When attempting to solve a problem, we use either an algorithm that guarantees us a correct answer or heuristics that may lead to a quick solution or possibly to no solution. We prefer to use heuristics because they are less time-consuming. In addition, we may not know the appropriate algorithm for a problem or one may not even exist. Sometimes heuristics can lead to errors. A good example is the anchoring and adjustment heuristic for making estimates. The error in this case stems from our failure to adjust our initial anchor sufficiently.
The working backward heuristic is especially useful for problems that have many paths going forward from the start state but only one (or a few) going backward from the goal state. Means–ends analysis is a useful heuristic for almost any type of problem. In this heuristic, you move forward by achieving subgoals that continue to reduce the distance between the start state and goal state.
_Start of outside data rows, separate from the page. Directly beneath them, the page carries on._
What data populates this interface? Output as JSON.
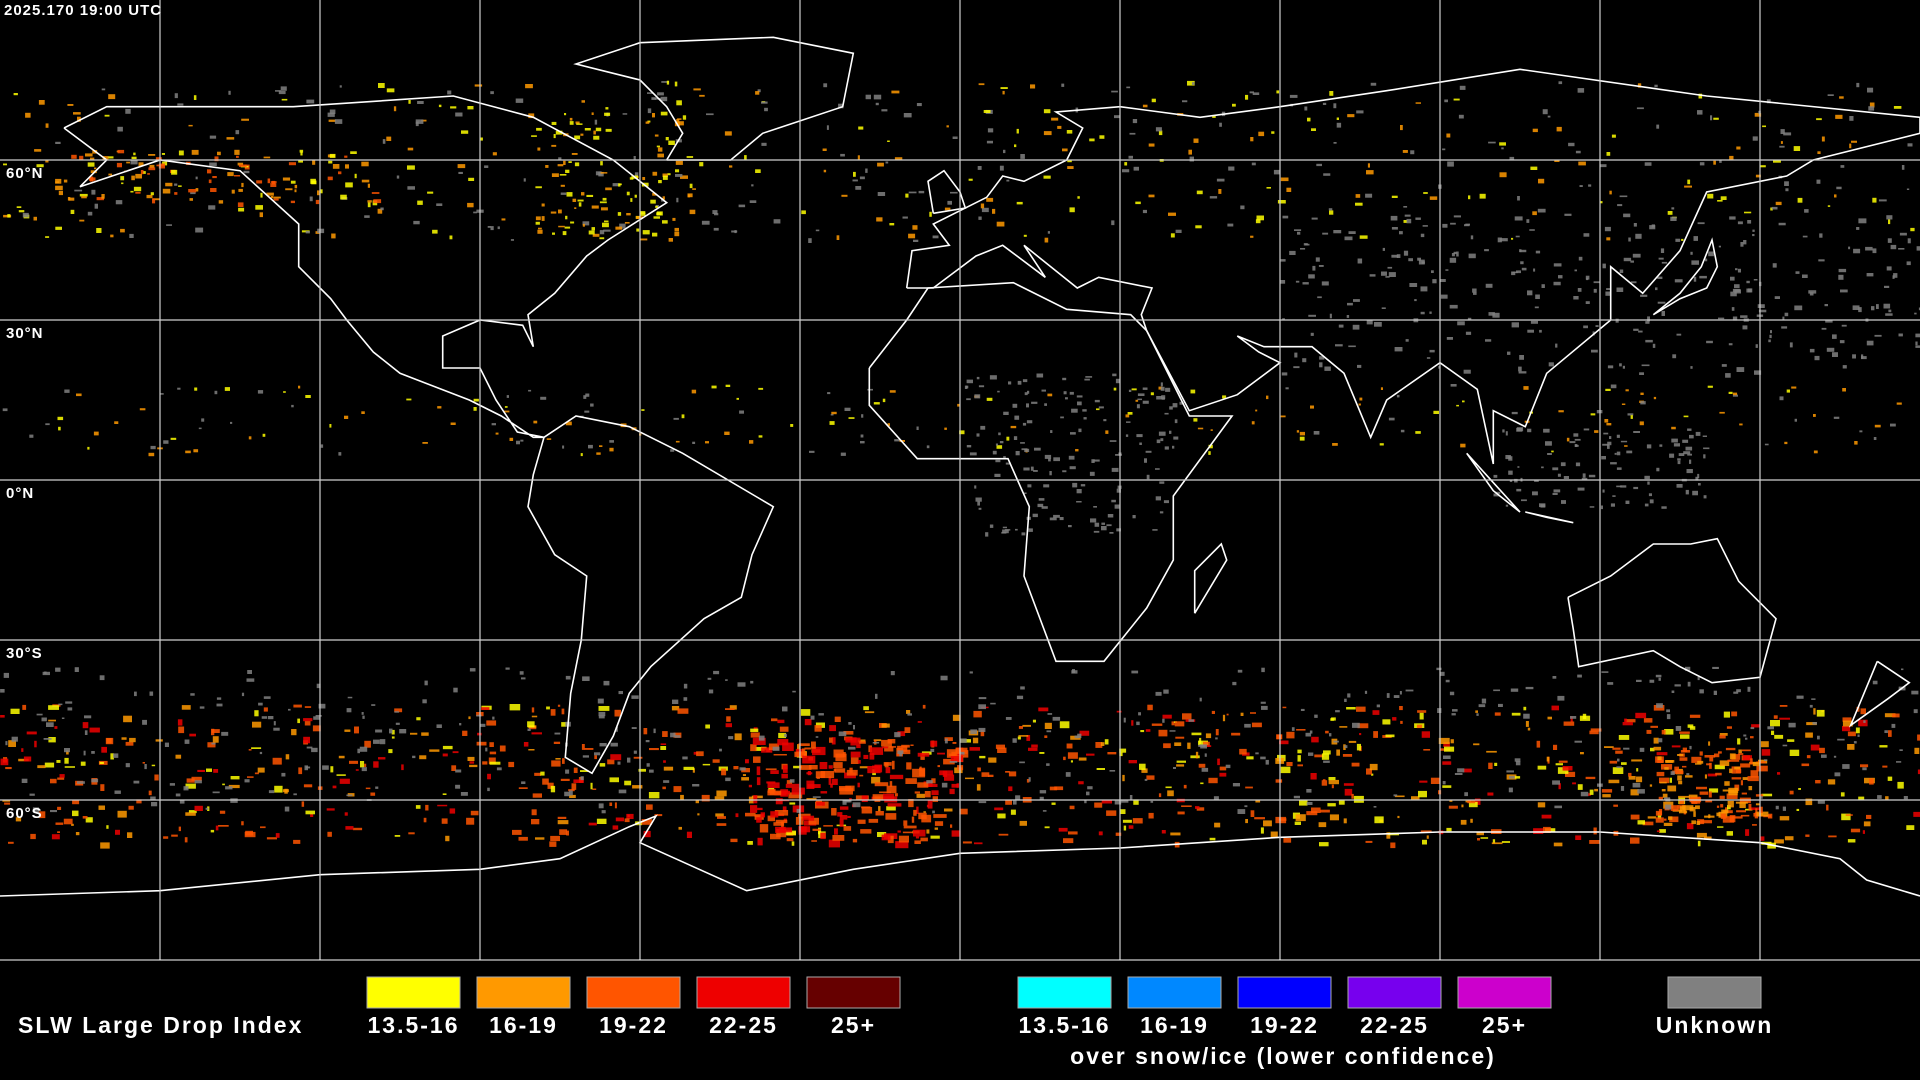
{
  "header": {
    "timestamp": "2025.170 19:00 UTC"
  },
  "map": {
    "lat_labels": [
      "60°N",
      "30°N",
      "0°N",
      "30°S",
      "60°S"
    ]
  },
  "legend": {
    "title": "SLW Large Drop Index",
    "items": [
      {
        "label": "13.5-16",
        "color": "#ffff00"
      },
      {
        "label": "16-19",
        "color": "#ff9900"
      },
      {
        "label": "19-22",
        "color": "#ff5500"
      },
      {
        "label": "22-25",
        "color": "#ee0000"
      },
      {
        "label": "25+",
        "color": "#660000"
      }
    ],
    "snow_items": [
      {
        "label": "13.5-16",
        "color": "#00ffff"
      },
      {
        "label": "16-19",
        "color": "#0088ff"
      },
      {
        "label": "19-22",
        "color": "#0000ff"
      },
      {
        "label": "22-25",
        "color": "#7700ee"
      },
      {
        "label": "25+",
        "color": "#cc00cc"
      }
    ],
    "snow_caption": "over snow/ice (lower confidence)",
    "unknown": {
      "label": "Unknown",
      "color": "#808080"
    }
  }
}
In functional fixedness, we fixate on the normal function of an object given our past experiences with that object. Our past experience with the object may block us from seeing how to use it in a novel way. Similarly, mental set leads us to approach a problem in the same way we have approached similar problems in the past, especially the recent past. We tend to block developing a new approach because our mental set keeps us locked into the old approach based on our past experiences.
We use heuristics rather than algorithms because algorithms tend to be timeconsuming and more difficult to use. Solving anagram puzzles is a good example of a case where we know the algorithm, but we do not use it unless there are only a few letters, because it is too time-consuming and difficult to use.
The anchoring and adjustment heuristic leads to a serious error in estimation when we fail to adjust our initial anchor sufficiently either up or down in magnitude. The paper-folding problem is a good example of such a failure.